The answers is simple. Because we’ve trying everything else and it hasn’t worked.

I know because as a former member of the city’s Drilling Advisory Group, I worked directly with members of the Denton City Council to improve city oversight of fracking-enabled oil and gas development.

We asked for vapor recovery units so we’d have cleaner air. We asked for lined frack pits to protect our groundwater. We asked for decibel limits at certain times of day so the noise of drilling and fracking wouldn’t chase us out of our homes. And we asked for setbacks so that we wouldn’t have fracking in our backyards and adjacent to our schools.
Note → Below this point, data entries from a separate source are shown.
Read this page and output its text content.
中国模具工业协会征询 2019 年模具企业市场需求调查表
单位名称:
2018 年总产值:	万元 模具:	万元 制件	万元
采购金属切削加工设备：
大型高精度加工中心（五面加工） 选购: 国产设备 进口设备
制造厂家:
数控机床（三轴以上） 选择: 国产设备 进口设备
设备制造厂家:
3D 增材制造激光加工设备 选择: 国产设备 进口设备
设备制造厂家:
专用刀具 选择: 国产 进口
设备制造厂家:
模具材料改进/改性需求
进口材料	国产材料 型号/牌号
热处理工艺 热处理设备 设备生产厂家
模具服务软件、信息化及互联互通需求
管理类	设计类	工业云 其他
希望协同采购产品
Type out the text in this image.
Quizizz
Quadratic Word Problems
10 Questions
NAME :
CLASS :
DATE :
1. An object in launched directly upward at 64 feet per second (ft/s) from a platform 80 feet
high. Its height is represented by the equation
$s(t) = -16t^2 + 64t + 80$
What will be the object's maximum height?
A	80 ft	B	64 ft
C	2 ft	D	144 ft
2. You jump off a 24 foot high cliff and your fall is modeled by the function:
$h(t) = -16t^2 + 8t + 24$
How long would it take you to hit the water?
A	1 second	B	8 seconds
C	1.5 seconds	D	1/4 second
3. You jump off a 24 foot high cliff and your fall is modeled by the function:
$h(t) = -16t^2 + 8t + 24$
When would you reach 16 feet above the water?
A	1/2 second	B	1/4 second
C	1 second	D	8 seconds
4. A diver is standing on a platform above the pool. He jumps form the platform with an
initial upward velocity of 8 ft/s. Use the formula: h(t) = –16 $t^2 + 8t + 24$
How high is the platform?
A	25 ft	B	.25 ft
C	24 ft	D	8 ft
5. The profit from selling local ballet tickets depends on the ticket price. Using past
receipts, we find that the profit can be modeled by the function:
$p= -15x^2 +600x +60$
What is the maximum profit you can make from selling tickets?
For the most part, we were denied. We were told stronger ordinances would bring an avalanche of lawsuits from the fracking industry. We were warned our property taxes would increase as city services declined. But we know this isn’t true. Other Texas cities have passed similar and stronger ordinances that withstood legal challenges without onerous consequences.

Unfortunately, even the changes that Denton did enact are practically meaningless. Because the City Council allowed new construction of homes within 250 feet of existing wells. Practically speaking, all existing wells are grandfathered under permits that industry says allows an unlimited number of wells in perpetuity.

Even the City Council’s explicit promises have proven empty, like its 2012 pledge to monitor the air at fracking sites so we’d know if our health was at risk. Even thought it wouldn’t require any change in industry practice, it’s two years later and we still have no monitoring.

And it’s important to remember that fracking hasn’t been proven safe. In fact a new scientific study published just last week by the National Institutes of Health indicates quite the contrary.

Unfortunately, we can’t rely on Texas state government or the US Environmental Protection Agency to pick up the slack. Communities across the country, and particularly in Texas, have discovered that regulators are more interested in providing political cover for the oil and gas industry than in protecting the public from damages caused by the industry.

As with the Denton City Council, our knowledge of Texas’ and EPA’s oversight failings are grounded in hard-won experience. The Texas Council on Environmental Quality’s own records reveal cases where inspectors have responded to community complaints, confirmed the pollution at concentrations so high that the inspectors evacuated the area for fear of their own safety, yet neither notified the community of their findings nor penalized the company responsible.

And EPA’s own Inspector General found that EPA intervention was warranted to protect Parker County landowners’ drinking water, but the agency later backtracked on this conclusion under political pressure from the state, the company, and lobbyists.

Faced with a similar situation, other communities across the country — even those with generations of experience with the oil and gas industry like Colorado and New Mexico — are banning fracking. Statewide bans are becoming politically viable in other oil and gas states even in the face of government opposition. Statewide bans are becoming politically viable in other oil and gas states even in the face of government opposition.

Our backs are against the wall now. We have no other alternative. We’ve tried everything that we can think of. A ban is the last option we have for some control over our lives and the safe haven of our homes.